My best career decision: “Taking a risk to start a business instead of working in a business. Jumping at the exciting opportunity to start a company, when I had only experienced working in the corporate environment.”
Leadership lesson: “Realise the power of positive reinforcement. I believe that no one does it on their own. As a leader in business, it is imperative to keep the momentum of empowerment and inspiration constantly going. If each leader could influence and inspire people, a phenomenal cycle of growth and success would be created.”

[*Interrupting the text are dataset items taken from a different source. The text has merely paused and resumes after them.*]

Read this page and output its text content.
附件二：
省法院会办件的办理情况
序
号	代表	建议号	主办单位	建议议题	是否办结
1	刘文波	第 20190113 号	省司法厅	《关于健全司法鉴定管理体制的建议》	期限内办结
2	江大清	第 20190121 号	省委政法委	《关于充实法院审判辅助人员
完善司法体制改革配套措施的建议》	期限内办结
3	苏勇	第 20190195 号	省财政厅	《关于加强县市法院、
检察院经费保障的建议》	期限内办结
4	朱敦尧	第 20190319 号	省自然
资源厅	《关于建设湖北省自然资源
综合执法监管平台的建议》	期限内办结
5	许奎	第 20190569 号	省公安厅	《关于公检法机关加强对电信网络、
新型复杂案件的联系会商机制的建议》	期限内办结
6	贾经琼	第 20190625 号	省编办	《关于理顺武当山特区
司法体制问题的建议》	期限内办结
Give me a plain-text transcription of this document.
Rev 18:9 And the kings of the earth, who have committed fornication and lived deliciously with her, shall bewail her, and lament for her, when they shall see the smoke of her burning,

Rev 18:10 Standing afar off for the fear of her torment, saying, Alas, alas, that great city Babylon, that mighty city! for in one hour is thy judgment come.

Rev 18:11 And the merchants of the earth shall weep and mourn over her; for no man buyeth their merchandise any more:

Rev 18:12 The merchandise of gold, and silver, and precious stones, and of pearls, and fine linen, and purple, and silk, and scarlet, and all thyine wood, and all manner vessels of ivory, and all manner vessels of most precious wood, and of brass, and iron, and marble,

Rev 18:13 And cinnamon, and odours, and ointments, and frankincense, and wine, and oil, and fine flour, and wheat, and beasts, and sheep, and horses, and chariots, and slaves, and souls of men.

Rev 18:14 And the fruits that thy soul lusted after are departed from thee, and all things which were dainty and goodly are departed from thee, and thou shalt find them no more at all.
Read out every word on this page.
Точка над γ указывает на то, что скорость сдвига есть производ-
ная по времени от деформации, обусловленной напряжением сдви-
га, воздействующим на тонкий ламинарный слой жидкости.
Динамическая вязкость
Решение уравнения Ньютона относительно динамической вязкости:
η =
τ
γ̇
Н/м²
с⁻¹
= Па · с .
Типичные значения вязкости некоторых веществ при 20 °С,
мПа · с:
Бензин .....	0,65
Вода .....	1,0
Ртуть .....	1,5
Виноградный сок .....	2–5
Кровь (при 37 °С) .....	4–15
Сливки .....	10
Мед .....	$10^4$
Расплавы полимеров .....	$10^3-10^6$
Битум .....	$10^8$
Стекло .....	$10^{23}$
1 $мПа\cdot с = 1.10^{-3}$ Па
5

Tembela Kulu (Government category)
Being the Gauteng Provincial Manager at the Passenger Rail Agency of South Africa (PRASA) Tembela has diverse work experience. She has been a public affairs manager at the Cape Town branch of Metrorail, the spokesperson for the then Minister of Pubic Service and Administration, Geraldine Fraser-Moleketi, GM for Corporate Communications at the Land Bank and a Major General in the South African Police Service (SAPS), in charge of national key points. She is currently pioneering the formation of Ekurhuleni’s Women Enterprise Forum to champion the cause of women in the rail business. Kulu is a social science graduate from the University of Cape Town. She holds an Honours degree in Business Administration from the University of Stellenbosch. She is currently studying towards an MBA with Regent University.
My best career decision: “Going to the University of Cape Town has helped me to make sure my career would prosper. Joining the SAPS has been one of the most exciting things I’ve done. My journey with PRASA has also been important. I think my best decision is to be part of influential organisations that are changing the world.”
Leadership lesson: “You’ve got to persevere in whatever you do. You’ll fall, but you have to stand up, dust yourself off and keep moving forward.”